There’s a certain beauty in standing at the edge of a field of blue weber agave at sunrise, the low morning mist rising like a ghostly tide among the spiked plants. In Guanajuato, at Hacienda Corralejo — the first estate in Mexico to produce tequila commercially — this is not just scenery. It’s the cradle of a revolution in spirit, the same land where Don Miguel Hidalgo y Costilla once gathered his resolve to ignite Mexico’s independence.
That rebellious spark still pulses through Corralejo’s bottles today. Founded at this historic hacienda, Tequila Corralejo stands apart, not just in lineage but in geography. While most tequilas hail from Jalisco, Corralejo is one of the few houses legally permitted to distill outside it. That freedom, some might say, tastes like sun-warmed oak, peppery vanilla, and caramel—notes you’ll find in their Reposado, which spends months resting in American oak barrels to gather character.
For more than 250 years, Corralejo has trusted traditional methods, crafting tequila from 100% estate-grown blue weber agave and using custom glass bottles blown in-house. Each vessel is as singular as the liquid it cradles, a bright jewel echoing the hacienda’s stained glass and the soul of Guanajuato itself.
It’s no wonder, then, that this tequila forms the backbone of a cocktail as vibrant and daring as the land it comes from: the Spicy Pomegranate Margarita. This is no saccharine vacation margarita; this is a drink that crackles with jalapeño heat, kissed by the sweet-tart embrace of pomegranate. It sits right at the intersection of two of 2025’s biggest cocktail trends — the hunger for bold, spice-forward flavors and the unwavering love for fruit-driven, colorful profiles.
When you hold a Spicy Pomegranate Margarita, you’re holding a glassful of story: the old hacienda arches, the morning call of birds, the bright sting of lime and salt against your tongue. It’s a drink meant to be enjoyed with friends, maybe outdoors under a string of lights as music floats into the night.
Spicy Pomegranate Margarita Recipe
- 1.5 oz Tequila Corralejo Reposado
- 0.75 oz fresh lime juice
- 0.5 oz orange liqueur
- 0.5 oz pomegranate syrup
- 2 slices fresh jalapeño
Start by muddling the jalapeño slices in a shaker — feel the oils come alive under your muddler, that green, vegetal hit rising sharp in the air. Add the tequila, lime juice, orange liqueur, and pomegranate syrup.
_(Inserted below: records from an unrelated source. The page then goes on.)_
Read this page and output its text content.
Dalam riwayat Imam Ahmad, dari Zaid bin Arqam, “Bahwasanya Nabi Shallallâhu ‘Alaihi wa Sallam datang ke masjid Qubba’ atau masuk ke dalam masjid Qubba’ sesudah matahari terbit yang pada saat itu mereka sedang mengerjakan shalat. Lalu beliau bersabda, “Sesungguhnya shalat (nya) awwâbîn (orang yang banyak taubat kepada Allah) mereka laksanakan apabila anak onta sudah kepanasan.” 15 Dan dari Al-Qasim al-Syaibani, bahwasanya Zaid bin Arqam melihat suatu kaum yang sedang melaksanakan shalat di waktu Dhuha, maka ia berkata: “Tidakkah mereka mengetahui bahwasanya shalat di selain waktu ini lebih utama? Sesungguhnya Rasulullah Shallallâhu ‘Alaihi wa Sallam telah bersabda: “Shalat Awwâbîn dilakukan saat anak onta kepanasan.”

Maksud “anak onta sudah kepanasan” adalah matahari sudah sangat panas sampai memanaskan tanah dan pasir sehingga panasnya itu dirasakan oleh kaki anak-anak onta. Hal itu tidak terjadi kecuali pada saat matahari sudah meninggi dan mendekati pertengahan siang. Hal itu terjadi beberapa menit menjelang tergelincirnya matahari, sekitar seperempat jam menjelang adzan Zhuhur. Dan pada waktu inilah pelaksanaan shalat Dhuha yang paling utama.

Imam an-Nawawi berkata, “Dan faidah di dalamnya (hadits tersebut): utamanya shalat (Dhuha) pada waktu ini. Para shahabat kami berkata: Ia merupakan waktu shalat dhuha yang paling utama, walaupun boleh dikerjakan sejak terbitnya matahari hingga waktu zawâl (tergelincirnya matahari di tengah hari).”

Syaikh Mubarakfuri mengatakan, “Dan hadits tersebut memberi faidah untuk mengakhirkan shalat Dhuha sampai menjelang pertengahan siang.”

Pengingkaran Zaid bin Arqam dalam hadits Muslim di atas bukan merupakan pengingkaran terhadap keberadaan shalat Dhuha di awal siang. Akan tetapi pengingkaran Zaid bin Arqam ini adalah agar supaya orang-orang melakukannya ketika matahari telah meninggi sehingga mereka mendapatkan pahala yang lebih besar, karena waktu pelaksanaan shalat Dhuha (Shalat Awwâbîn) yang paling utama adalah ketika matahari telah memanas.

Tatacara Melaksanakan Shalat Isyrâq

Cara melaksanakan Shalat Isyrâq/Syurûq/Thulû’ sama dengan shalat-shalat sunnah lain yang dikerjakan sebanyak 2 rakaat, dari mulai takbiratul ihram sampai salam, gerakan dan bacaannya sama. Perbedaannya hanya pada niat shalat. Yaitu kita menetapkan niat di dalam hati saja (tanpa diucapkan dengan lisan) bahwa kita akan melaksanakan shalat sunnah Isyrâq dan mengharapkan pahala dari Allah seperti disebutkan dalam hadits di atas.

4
Fill the shaker with ice, close it, and give it a vigorous shake, imagining the heat and fruit swirling into a single, unified brightness.
Strain into an ice-filled glass. For the final flourish, garnish with a lime wheel and a slice of jalapeño — a little nod to the fields and the fire.
This is not just a cocktail. It’s a meeting place between the old and the new, the cool of pomegranate and the sting of jalapeño, the sweet warmth of oak-aged tequila and the sharp rush of lime. It’s an invitation to taste a piece of Guanajuato’s living spirit, one sip at a time.